Figure 2(a) explores the response of the lateral force components versus the particle position, ${y_0}$, along the drift axis using the numerical approach described by Eqs. (2)–(3). As expected, the gradient force, $F_y^g$, is very weak and becomes negligible. The spin-orbit component $F_y^s$ exhibits a well-known odd symmetry versus ${y_0}$ and is zero at the beam axis, i.e., when ${y_0} = 0$ [34,35]. The nonreciprocity-induced force $F_y^{nr}$ acts along the drift direction and exhibits maximum strength near the beam axis -the particle scatters the larger amount of power $P_{rad}^{yz}$ there- and progressively lessens away from it. The balance between $F_y^{nr}$ and $F_y^s$ generates an optical trap at ${y_0} \approx 4\mu m$, indicated by a gold sphere in Fig. 2(b) and in agreement with our field study shown in Fig. 1(c).
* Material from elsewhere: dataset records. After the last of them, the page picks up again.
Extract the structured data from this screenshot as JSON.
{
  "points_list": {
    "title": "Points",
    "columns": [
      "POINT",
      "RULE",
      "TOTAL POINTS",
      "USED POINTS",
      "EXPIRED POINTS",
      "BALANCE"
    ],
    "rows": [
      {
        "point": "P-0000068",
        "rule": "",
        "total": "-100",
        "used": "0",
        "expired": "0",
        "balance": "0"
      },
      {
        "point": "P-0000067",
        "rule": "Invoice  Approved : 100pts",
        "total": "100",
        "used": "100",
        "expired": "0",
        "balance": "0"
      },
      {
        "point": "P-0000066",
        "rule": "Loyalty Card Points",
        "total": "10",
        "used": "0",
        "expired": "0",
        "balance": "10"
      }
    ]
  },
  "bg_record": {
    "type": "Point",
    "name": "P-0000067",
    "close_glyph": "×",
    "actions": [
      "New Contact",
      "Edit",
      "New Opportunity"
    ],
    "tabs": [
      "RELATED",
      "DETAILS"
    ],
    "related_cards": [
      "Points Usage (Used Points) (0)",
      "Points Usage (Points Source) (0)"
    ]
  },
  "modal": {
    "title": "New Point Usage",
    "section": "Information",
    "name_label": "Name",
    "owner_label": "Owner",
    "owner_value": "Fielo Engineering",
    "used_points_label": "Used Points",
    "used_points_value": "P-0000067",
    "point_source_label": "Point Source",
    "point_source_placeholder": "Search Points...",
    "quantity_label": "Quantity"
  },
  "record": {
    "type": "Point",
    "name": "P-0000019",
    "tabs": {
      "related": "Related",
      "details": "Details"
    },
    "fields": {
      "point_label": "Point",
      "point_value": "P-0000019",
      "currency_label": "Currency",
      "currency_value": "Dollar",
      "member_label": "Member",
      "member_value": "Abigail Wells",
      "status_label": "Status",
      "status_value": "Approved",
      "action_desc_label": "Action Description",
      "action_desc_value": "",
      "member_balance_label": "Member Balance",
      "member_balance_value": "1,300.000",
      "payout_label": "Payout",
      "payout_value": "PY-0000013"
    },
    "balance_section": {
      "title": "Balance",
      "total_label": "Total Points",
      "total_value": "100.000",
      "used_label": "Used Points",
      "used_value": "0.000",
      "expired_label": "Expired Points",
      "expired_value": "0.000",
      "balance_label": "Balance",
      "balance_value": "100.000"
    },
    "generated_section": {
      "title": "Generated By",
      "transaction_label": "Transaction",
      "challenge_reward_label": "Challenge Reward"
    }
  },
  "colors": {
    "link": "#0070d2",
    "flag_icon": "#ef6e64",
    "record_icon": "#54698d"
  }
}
In the absence of applied bias, the optical trap appears at the beam axis as recently explored in the case of reciprocal structures [34,35]. Such response is robust versus small and moderate variations (up to ∼$\lambda $) of the beam focal distance ${f_0}.$

 figure: Fig. 2.

Fig. 2. Lateral recoil forces induced on a nanoparticle located in the platform show in Fig. 1. (a) Nonreciprocity-induced (red) and spin-orbit (magenta) recoil forces as well as gradient forces (yellow) plotted versus the particle position ${y_0}$ along the y-axis keeping ${x_0} = 0$. (b) Total lateral forces induced on the particle along the y-direction when it is located on a biased (blue) and unbiased (green) graphene platform. Gold spheres indicate the trap locations. Results are obtained using the proposed numerical (solid) and analytical (markers) formalism. (c) Total lateral forces acting along the y-direction versus drift velocity ${v_d}$ and particle position ${y_0}$ computed using the proposed numerical (left) and analytical (right) formalism. Solid black line indicates the trap position. Results are normalized with respect to the laser power density.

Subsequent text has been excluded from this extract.